Ebenso lässt sich unter dem Reiter „Safer together“ ein Notfallpass einrichten, den die Menschen, die deinen Notfall empfangen, einsehen können. Dies ist sicherlich richtig gut, damit die Erstversorger und Rettungspersonal direkt essentielle Sachen über dich bzw. deine Gesundheit (Allergien, Blugruppe, Vorerkrankungen, etc.) erfahren.
Damit man vor seiner Tour auch wirklich auf der sicheren Seite ist, kann man mit Hilfe eines Simulators überprüfen, ob der Tocsen auch wirklich verbunden ist und einen Notruf als Simulation absetzen. Hierbei gibt das Handy schließlich einen piependen Ton von sich.
Im Einsatz:
Montage und Installation lief , wie bereits oben beschrieben, super einfach. Der Sensor hält auch noch nach 6 Wochen bombenfest, so dass man keine Angst haben muss, dass dieser sich löst.

In diesen 6 Wochen hatte ich Gott sei Dank keinen Unfall oder Sturz. Dennoch konnte ich überprüfen, wie lange der Akku hält und ob vor allem die Konnetivität vorhanden ist. Hier kam ich einige Male stark ins Grübeln, da der Tocsen sich vor der Tour einfach nicht mit dem Handy koppeln wollte.

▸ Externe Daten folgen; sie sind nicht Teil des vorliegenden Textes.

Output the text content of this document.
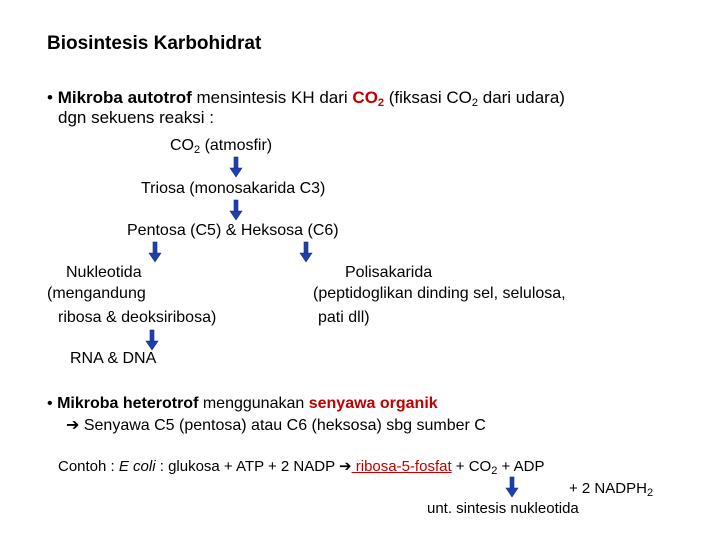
Biosintesis Karbohidrat
• Mikroba autotrof mensintesis KH dari $CO_2$ (fiksasi $CO_2$ dari udara)
dgn sekuens reaksi :
$CO_2$ (atmosfir)
Triosa (monosakarida C3)
Pentosa (C5) & Heksosa (C6)
Nukleotida
(mengandung
ribosa & deoksiribosa)
Polisakarida
(peptidoglikan dinding sel, selulosa,
pati dll)
RNA & DNA
• Mikroba heterotrof menggunakan senyawa organik
➔ Senyawa C5 (pentosa) atau C6 (heksosa) sbg sumber C
Contoh : E coli : glukosa + ATP + 2 NADP ➔ ribosa-5-fosfat + $CO_2$ + ADP
+ 2 $NADPH_2$
unt. sintesis nukleotida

ach Rücksprache mit dem sehr netten Kundencenter probierte ich eine Reihe von Sachen aus. Die Deinstallation und Neuinstallation brachte dann den erwünschten Erfolg. Leider stellte sich diese Schwierigkeit immer mal wieder heraus und ich weiß tatsächlich nicht, woran die fehlende Verbindung liegt.
Ist die Bluetooth Verbindung aber erst einmal da, bricht sie auch nicht mehr ab, was natürlich mit das Wichtigste ist. Es wäre schließlich fatal, wenn die Verbindung einfach auf einer Tour abbrechen würde. Bei dem Akkuverbrauch meines Handys habe ich kaum eine Veränderung gemerkt. Auch den Tocsen selbst habe ich kaum aufladen müssen. Dafür ist es natürlich hilfreich, diesen in den Standby Betrieb zu setzen. Mittlerweile ist diese Konnektivität-Schwierigkeit auch behoben, auch wenn ich immer noch nicht weiß, woran es gelegen hat.

Fazit:
Für mich mittlerweile ein absolutes Muss für jeden Solo-Rider, auch wenn man auf Edge angewiesen ist. Der Preis von unter 80 Euro sollte der Tocsen einem im Notfall mehr als Wert sein. Bislang habe ich auch keinerlei Störungen des Tocsens selbst erlebt, so dass er bislang durchaus als robust und für eine lange Einsatszeit verwendbar einzuschätzen ist. Spannend finde ich zudem auch die Uvex Modelle, bei denen der Tocsen bereits direkt integriert ist. Eigentlich sollte dies Schule bei allen Helmen machen und eine Verpfichtung sein. Für mich ist der Tocsen daher eine klare Kaufempfehlung und ich fühle mich ein Stück sicherer ihn bei mir zu haben.